Play and Blunder

Spiel – Fehltritt

In the West, I used to think that playing had to do with games and games had to do with rules. To play a game is to enter a space that is constrained by rules, and the player can develop strategies within those parameters to act according to the rules with the goal of winning. There is the larger game theory that has been applied to sociology and other fields, and there are computer simulations that generate hypotheses based on sets of rules, and the game is to approximate what we call reality, or a set goal. In the realm of life, the animal kingdom or during our childhood, we thought that play is practicing skills that somehow give us an advantage.

I played chess yesterday. I enjoyed playing. I know and follow the rules, of course. I played with someone, not against a machine. I played because I like to play. My mind can stay on the chessboard, strategize, think ahead, deceive, create conflict, sacrifice... But then there's this contemplative element: I reflect on myself while playing, find myself in a personal relationship with the other player. We play together; we want to spend time together, we smile, tease and observe each other. The game is a social interaction, a way of communicating and discovering. How does the other person play? How do I play? How do we react when someone has an advantage or disadvantage? What kind of feelings arise in relation to the strategies of the game and in the personal relationship, and how do they influence each other? That's the place I like to be when I'm playing. I don't like to be too fixated on the chessboard. I feel trapped when I get too immersed in the strategy.

There is something revelatory here, something deeper about how we are in the world. If we look at play through the lens of social Darwinism, then games have a function. If I see games as a playful exploration of the social relationship with the other player, then play becomes love. It becomes teasing and provoking, caring and hiding, showing and pretending, trust and joy, disappointment and frustration. It becomes connectedness and the entry into a shared space in which we play.

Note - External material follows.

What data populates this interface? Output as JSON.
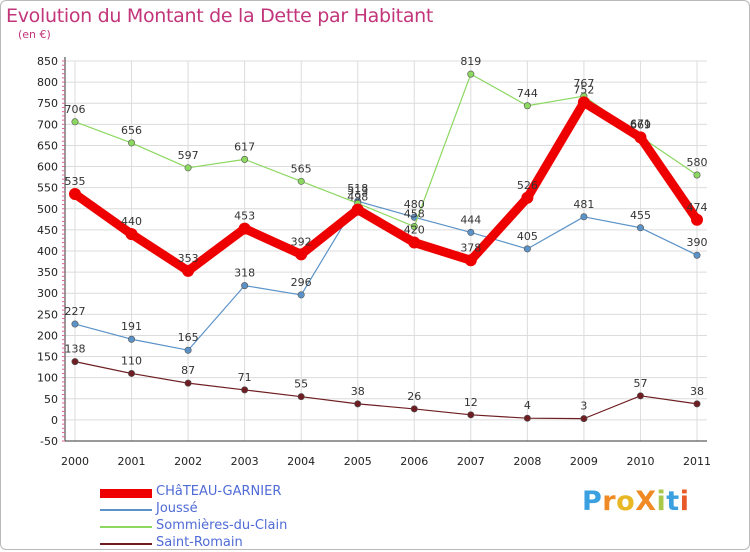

The Isha Upanishad begins with: "All this is for the dwelling of the Lord; whatever is individual movement in universal space. By renunciation you shall enjoy; do not covet the property of another." And the Aitareya Upanishad begins with: "In the beginning, the mind was one, and everything (universe) was the mind; there was nothing else that saw. The mind thought, 'Behold, I will create worlds for myself out of my being'." I think that the beginning of these two Upanishads illustrates play in the highest sense. That which is everything and wants to experience itself through creation and self-awareness does not follow any rules; it manifests a world or many worlds in which some rules are also created. Entering these worlds through individual consciousness or universal principles is like entering a game. Our reality is nothing too serious. It is an exploration of a possibility. To be in one of these realities is to play, and play becomes an energy of creativity. Brahman enters its creation through Atman and Purusha to move with Shakti and Prakriti. In this larger game, playing is discovering the rules and tools, exploring and experimenting, interacting, learning and teaching. It's the same on the chessboard - just a smaller world. There is no point in winning the game. Playing is living, is being, is breathing and consciousness.

So when I win or lose, I shouldn't keep my mind caught up in the rules and developing strategies. I should enjoy the game.

It's difficult to play with others. I can't play with many. If the other person stays on the battlefield of the board, it becomes boring, even dangerous, as these little rules start to influence and limit the connected minds and hearts. When I am asked how I feel about losing, I get irritated. I don't understand this question. It's not about losing or winning. I rather think: How did a certain move that I made come about? What thought, impulse, opportunity and ignorance were at work? What does it mean to make a misstep in this context? There was a moment in the game when the other person left the game and entered into a conversation. I made a half-thought-out move during this brief conversation to play with attention. This put me in a disadvantageous position on the board. I wonder if the misstep was the move or if moving during the conversation was the misstep. How far does the game go? I said I don't usually make those mistakes, and didn't quite understand myself when I said that. The other person focused on the word "usually" after the game, which shifted the game to a different reality.